It feels like a lifetime ago, but it’s only been a dozen years since I had the opportunity to pick the brain of a former bank executive who’d just lived through a balance sheet crisis not dissimilar, at least in part, to what Silicon Valley Bank has just put the worldwide bank system and innovation economy through.
I’d been actively kicking around the idea of starting a de novo U.S.-based tech lender for a number of months at that point, on “the side of my desk” as they say, and the time was right to find an experienced Treasurer. I knew I needed a specific skill-set, and, at that point, there were only four management teams with any Tech & Life Sci banking experience. Both SVB and Comerica were too large to poach from, and the only small comps of any relevance were California-based Bridge Bank and North Carolina’s Square 1. BB and SQ1 grew dramatically in advance of their respective acquisitions in 2015, and you’d be amazed just how small a business they were in 2010-11.
Who better to help build out a business plan than someone who’d been at Square 1 Bank during its early years, and weathered the 2008 financial crisis? Plumbing matters in any business, particularly banking.
You’ll have to wait for my book to get the ins-and-outs of that career phase, but I’ll never forget that story I was told one Pinehurst, N.C. evening about Square 1’s near death experience in the last quarter of 2008, courtesy of — you guessed it — a portfolio of mortgage-backed securities.
The precise details are a bit hazy at this point, but my recollection is that SQ1 lost $40 million of its ~$126 million of equity capital when its portfolio of Mortgage-backed Securities took a pasting during the financial crisis. For a bank to lose ~33% of it’s capital base due to what it had understandably believed were safe investments of the institution’s excess liquidity will sound very familiar to anyone paying attention to what recently felled SVB after a successful 40-year run.
SQ1 was able to find a merchant bank to help recapitalize the institution, and when PacWest acquired the bank a few years later, Patriot Financial Partners did very well on their Buffet-like investment. I don’t recall exactly why SQ1 didn’t suffer a “run” back then, but given the mayhem of 2008-09, and the fact that the investment portfolio loss didn’t dwarf the bank’s capital base, unlike SVB’s unrealized M-T-M losses, it makes sense.
In late 2008, SQ1 had deposits of just over $1.1 billion. When combined with the bank’s capital of just under $90M at that point, the liquidity was deployed in a few classic ways:
Cash: $260M (24%)
Available for sale investments: $563M (51%)

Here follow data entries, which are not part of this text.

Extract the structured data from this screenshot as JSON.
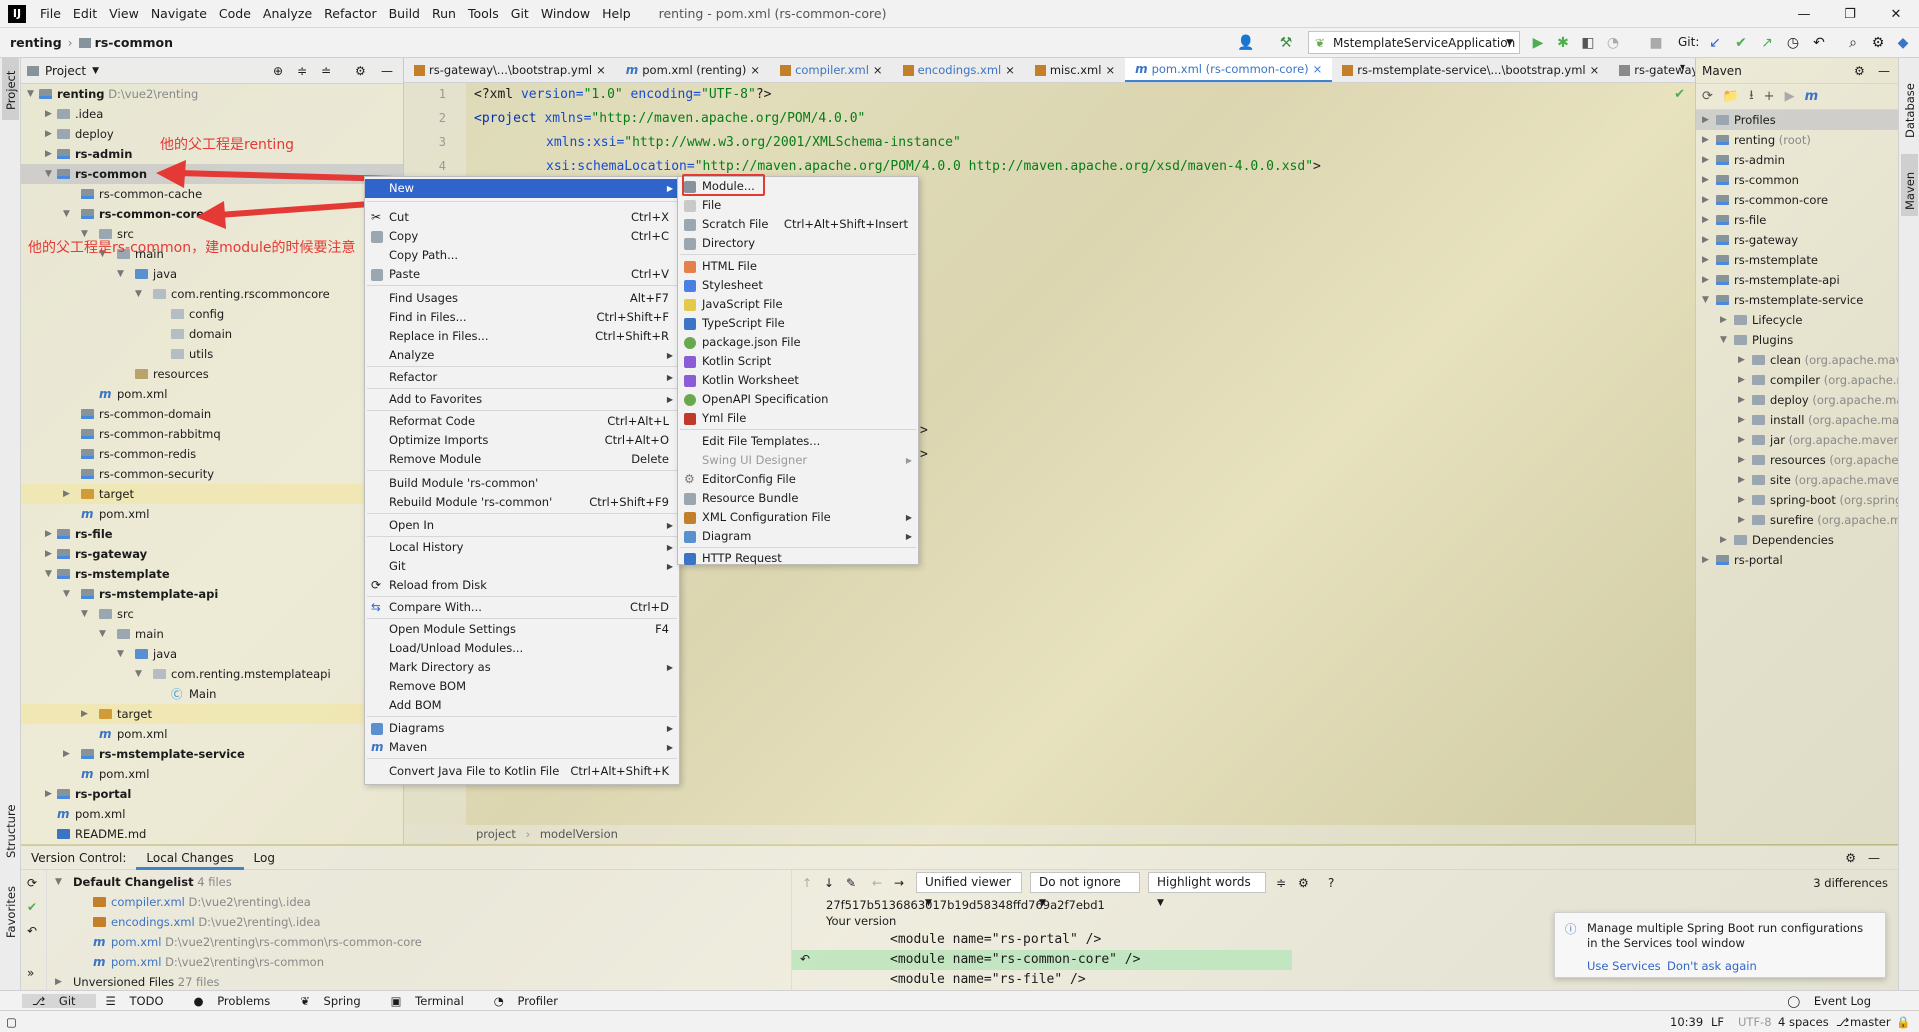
{
  "menubar": {
    "logo": "IJ",
    "items": [
      "File",
      "Edit",
      "View",
      "Navigate",
      "Code",
      "Analyze",
      "Refactor",
      "Build",
      "Run",
      "Tools",
      "Git",
      "Window",
      "Help"
    ],
    "window_title": "renting - pom.xml (rs-common-core)"
  },
  "navbar": {
    "crumb_root": "renting",
    "crumb_module": "rs-common",
    "run_config": "MstemplateServiceApplication",
    "git_label": "Git:"
  },
  "project_panel": {
    "title": "Project",
    "rows": [
      {
        "label": "renting",
        "extra": "D:\\vue2\\renting"
      },
      {
        "label": ".idea"
      },
      {
        "label": "deploy"
      },
      {
        "label": "rs-admin"
      },
      {
        "label": "rs-common"
      },
      {
        "label": "rs-common-cache"
      },
      {
        "label": "rs-common-core"
      },
      {
        "label": "src"
      },
      {
        "label": "main"
      },
      {
        "label": "java"
      },
      {
        "label": "com.renting.rscommoncore"
      },
      {
        "label": "config"
      },
      {
        "label": "domain"
      },
      {
        "label": "utils"
      },
      {
        "label": "resources"
      },
      {
        "label": "pom.xml"
      },
      {
        "label": "rs-common-domain"
      },
      {
        "label": "rs-common-rabbitmq"
      },
      {
        "label": "rs-common-redis"
      },
      {
        "label": "rs-common-security"
      },
      {
        "label": "target"
      },
      {
        "label": "pom.xml"
      },
      {
        "label": "rs-file"
      },
      {
        "label": "rs-gateway"
      },
      {
        "label": "rs-mstemplate"
      },
      {
        "label": "rs-mstemplate-api"
      },
      {
        "label": "src"
      },
      {
        "label": "main"
      },
      {
        "label": "java"
      },
      {
        "label": "com.renting.mstemplateapi"
      },
      {
        "label": "Main"
      },
      {
        "label": "target"
      },
      {
        "label": "pom.xml"
      },
      {
        "label": "rs-mstemplate-service"
      },
      {
        "label": "pom.xml"
      },
      {
        "label": "rs-portal"
      },
      {
        "label": "pom.xml"
      },
      {
        "label": "README.md"
      }
    ]
  },
  "annotations": {
    "a1": "他的父工程是renting",
    "a2": "他的父工程是rs-common，建module的时候要注意"
  },
  "tabs": [
    "rs-gateway\\...\\bootstrap.yml",
    "pom.xml (renting)",
    "compiler.xml",
    "encodings.xml",
    "misc.xml",
    "pom.xml (rs-common-core)",
    "rs-mstemplate-service\\...\\bootstrap.yml",
    "rs-gateway.iml"
  ],
  "editor": {
    "line_numbers": [
      "1",
      "2",
      "3",
      "4"
    ],
    "l1": {
      "decl": "<?xml ",
      "a1": "version=",
      "v1": "\"1.0\"",
      "a2": " encoding=",
      "v2": "\"UTF-8\"",
      "end": "?>"
    },
    "l2": {
      "t": "<project ",
      "a": "xmlns=",
      "v": "\"http://maven.apache.org/POM/4.0.0\""
    },
    "l3": {
      "a": "xmlns:xsi=",
      "v": "\"http://www.w3.org/2001/XMLSchema-instance\""
    },
    "l4": {
      "a": "xsi:schemaLocation=",
      "v": "\"http://maven.apache.org/POM/4.0.0 http://maven.apache.org/xsd/maven-4.0.0.xsd\"",
      "end": ">"
    },
    "partial_a": ">",
    "partial_b": ">"
  },
  "breadcrumb": [
    "project",
    "modelVersion"
  ],
  "context_menu": [
    {
      "label": "New",
      "sub": true,
      "selected": true
    },
    {
      "label": "Cut",
      "key": "Ctrl+X"
    },
    {
      "label": "Copy",
      "key": "Ctrl+C"
    },
    {
      "label": "Copy Path..."
    },
    {
      "label": "Paste",
      "key": "Ctrl+V"
    },
    {
      "label": "Find Usages",
      "key": "Alt+F7"
    },
    {
      "label": "Find in Files...",
      "key": "Ctrl+Shift+F"
    },
    {
      "label": "Replace in Files...",
      "key": "Ctrl+Shift+R"
    },
    {
      "label": "Analyze",
      "sub": true
    },
    {
      "label": "Refactor",
      "sub": true
    },
    {
      "label": "Add to Favorites",
      "sub": true
    },
    {
      "label": "Reformat Code",
      "key": "Ctrl+Alt+L"
    },
    {
      "label": "Optimize Imports",
      "key": "Ctrl+Alt+O"
    },
    {
      "label": "Remove Module",
      "key": "Delete"
    },
    {
      "label": "Build Module 'rs-common'"
    },
    {
      "label": "Rebuild Module 'rs-common'",
      "key": "Ctrl+Shift+F9"
    },
    {
      "label": "Open In",
      "sub": true
    },
    {
      "label": "Local History",
      "sub": true
    },
    {
      "label": "Git",
      "sub": true
    },
    {
      "label": "Reload from Disk"
    },
    {
      "label": "Compare With...",
      "key": "Ctrl+D"
    },
    {
      "label": "Open Module Settings",
      "key": "F4"
    },
    {
      "label": "Load/Unload Modules..."
    },
    {
      "label": "Mark Directory as",
      "sub": true
    },
    {
      "label": "Remove BOM"
    },
    {
      "label": "Add BOM"
    },
    {
      "label": "Diagrams",
      "sub": true
    },
    {
      "label": "Maven",
      "sub": true
    },
    {
      "label": "Convert Java File to Kotlin File",
      "key": "Ctrl+Alt+Shift+K"
    }
  ],
  "new_submenu": [
    {
      "label": "Module..."
    },
    {
      "label": "File"
    },
    {
      "label": "Scratch File",
      "key": "Ctrl+Alt+Shift+Insert"
    },
    {
      "label": "Directory"
    },
    {
      "label": "HTML File"
    },
    {
      "label": "Stylesheet"
    },
    {
      "label": "JavaScript File"
    },
    {
      "label": "TypeScript File"
    },
    {
      "label": "package.json File"
    },
    {
      "label": "Kotlin Script"
    },
    {
      "label": "Kotlin Worksheet"
    },
    {
      "label": "OpenAPI Specification"
    },
    {
      "label": "Yml File"
    },
    {
      "label": "Edit File Templates..."
    },
    {
      "label": "Swing UI Designer",
      "sub": true,
      "disabled": true
    },
    {
      "label": "EditorConfig File"
    },
    {
      "label": "Resource Bundle"
    },
    {
      "label": "XML Configuration File",
      "sub": true
    },
    {
      "label": "Diagram",
      "sub": true
    },
    {
      "label": "HTTP Request"
    }
  ],
  "maven": {
    "title": "Maven",
    "rows": [
      {
        "label": "Profiles"
      },
      {
        "label": "renting",
        "extra": "(root)"
      },
      {
        "label": "rs-admin"
      },
      {
        "label": "rs-common"
      },
      {
        "label": "rs-common-core"
      },
      {
        "label": "rs-file"
      },
      {
        "label": "rs-gateway"
      },
      {
        "label": "rs-mstemplate"
      },
      {
        "label": "rs-mstemplate-api"
      },
      {
        "label": "rs-mstemplate-service"
      },
      {
        "label": "Lifecycle"
      },
      {
        "label": "Plugins"
      },
      {
        "label": "clean",
        "extra": "(org.apache.maven"
      },
      {
        "label": "compiler",
        "extra": "(org.apache.m"
      },
      {
        "label": "deploy",
        "extra": "(org.apache.mav"
      },
      {
        "label": "install",
        "extra": "(org.apache.mave"
      },
      {
        "label": "jar",
        "extra": "(org.apache.maven.p"
      },
      {
        "label": "resources",
        "extra": "(org.apache.m"
      },
      {
        "label": "site",
        "extra": "(org.apache.maven."
      },
      {
        "label": "spring-boot",
        "extra": "(org.spring"
      },
      {
        "label": "surefire",
        "extra": "(org.apache.ma"
      },
      {
        "label": "Dependencies"
      },
      {
        "label": "rs-portal"
      }
    ]
  },
  "vcs": {
    "tabs": [
      "Version Control:",
      "Local Changes",
      "Log"
    ],
    "changelist": {
      "title": "Default Changelist",
      "count": "4 files"
    },
    "files": [
      {
        "name": "compiler.xml",
        "path": "D:\\vue2\\renting\\.idea"
      },
      {
        "name": "encodings.xml",
        "path": "D:\\vue2\\renting\\.idea"
      },
      {
        "name": "pom.xml",
        "path": "D:\\vue2\\renting\\rs-common\\rs-common-core"
      },
      {
        "name": "pom.xml",
        "path": "D:\\vue2\\renting\\rs-common"
      }
    ],
    "unversioned": {
      "title": "Unversioned Files",
      "count": "27 files"
    },
    "diff": {
      "viewer": "Unified viewer",
      "ignore": "Do not ignore",
      "highlight": "Highlight words",
      "count": "3 differences",
      "hash": "27f517b5136863017b19d58348ffd769a2f7ebd1",
      "version_label": "Your version",
      "lines": [
        "<module name=\"rs-portal\" />",
        "<module name=\"rs-common-core\" />",
        "<module name=\"rs-file\" />"
      ]
    }
  },
  "notification": {
    "text": "Manage multiple Spring Boot run configurations in the Services tool window",
    "link1": "Use Services",
    "link2": "Don't ask again"
  },
  "toolwindows": [
    "Git",
    "TODO",
    "Problems",
    "Spring",
    "Terminal",
    "Profiler"
  ],
  "event_log": "Event Log",
  "side_labels": {
    "project": "Project",
    "structure": "Structure",
    "favorites": "Favorites",
    "database": "Database",
    "maven": "Maven"
  },
  "status": {
    "position": "10:39",
    "line_sep": "LF",
    "encoding": "UTF-8",
    "indent": "4 spaces",
    "branch": "master"
  }
}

Held to maturity investments: $11M (1%)
Loans: $404M (37%)
Now, compare this piker of a balance sheet to what SVB CEO Greg Becker and CFO Daniel Beck put together late last year with our ~$212B of assets:
Cash: $14B (7%)
Available for sale investments: $26B (12%)
Held to maturity investments: $91B (43%)
Loans: $74B (35%)
Other: $3B (1%)
In hindsight, it’s pretty clear why SQ1 didn’t experience a run when it disclosed the $40M MBS loss. Between cash on hand and the “available for sale” securities portfolio, that team had access to 75% of its balance sheet. Compare that situation to SVB, with just 19% of assets in what could be termed available liquidity, despite the stark backdrop: a huge swoon in tech sector valuations, not to mention a looming recession.
These senior-level SVB leaders were supposed to be the best, and yet they appear to have not learned a key lesson that arch-rival Square 1 endured not too many moons ago: one that came at a deep cost to shareholders as well as a few careers. One that I wanted to understand first-hand in early 2011 before going too far down by own bank licence road.
One industry wag wondered if this was the Peter Principle at work, but, surely, it can’t be as simple as that. And yet, if Greg Becker didn’t have the self-awareness to take off his Gleneagles (a luxury golf resort in Scotland) zip-up jacket before shooting what’s been reported as an emotional team video, perhaps it is just that simple.
One thing’s for sure, he’s certainly no dumb-dumb: his $3.6 million share sale, just two weeks ago, with another $1 million offed in January, was incredibly well-timed (edit: via a pre-arranged Rule 10b5-1 trading plan entered into on Jan 26/23). And will only compound the truly aghast reaction across the ecosystem this weekend, as SVB’s client entrepreneurs try to figure out to how to make payroll next week.
MRM
(this post, like all blogs, is an Opinion Piece)
Photograph: Plumber, New York, 1951, by Irving Penn, from his Small Trades series.
Coincidentally I believe SVB’s ill-fated leader was the hapless CFO at Lehman in ‘08.